Delegation of Authority
The Responsible Office is authorized to establish and maintain the University Websites Procedures and Guidelines (see Related Resources). These living guidelines define specific technical requirements, branding mandates, domain naming conventions, hosting requirements, content standards, monitoring and enforcement processes, and the formal process for requesting academic or research exceptions.
Web Governance Committee
The Responsible Office will convene a Web Governance Committee to review and advise on enforcement matters, exception requests, and updates to the accompanying procedures. The Committee’s composition and operating practices are set forth in the procedures. The Responsible Office retains decisional authority on matters within the scope of this policy.
Decision-Making
For matters within scope of this policy:
- Authority over university websites and domains rests with the Board of Trustees.
- Decisional authority rests with the Office of University Communications through its Vice President.
- Advisory review is provided by the Web Governance Committee.
- Unit-level accountability rests with Web Trustees; daily oversight with Web Stewards; content management with Content Custodians.
Appeals follow the process set forth in the accompanying procedures.
Definitions
- Web Trustees — Vice Presidents and Deans holding ultimate accountability for the digital compliance of their portfolios. A Web Trustee may be asked to reassign stewardship if a steward is unable to maintain effective oversight.
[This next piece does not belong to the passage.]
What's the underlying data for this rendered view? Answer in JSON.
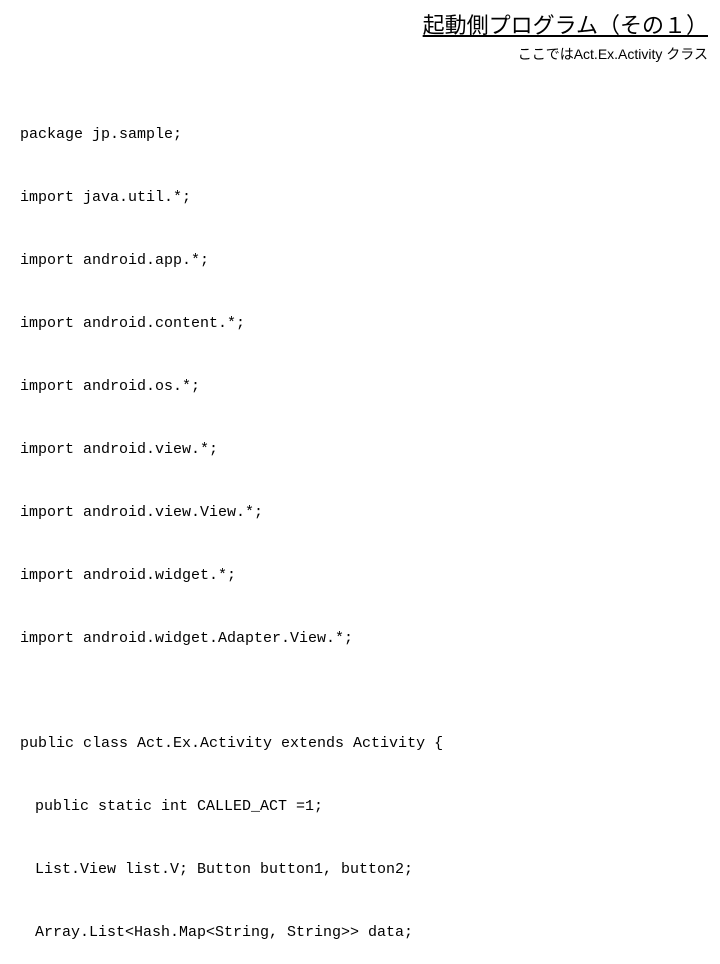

- Web Steward — Full-time UO staff or faculty member designated by a Web Trustee to oversee daily technical and editorial standards for one or more sites. Stewardship is a best-effort responsibility.
- Content Custodians — Staff, faculty, or students responsible for day-to-day content creation and maintenance.
- Website — A public-facing digital communication channel whose primary purpose is conveying information to a reader. See Scope.
- Web Application — A software system whose primary value is interactive functionality, data processing, or computation. See Scope.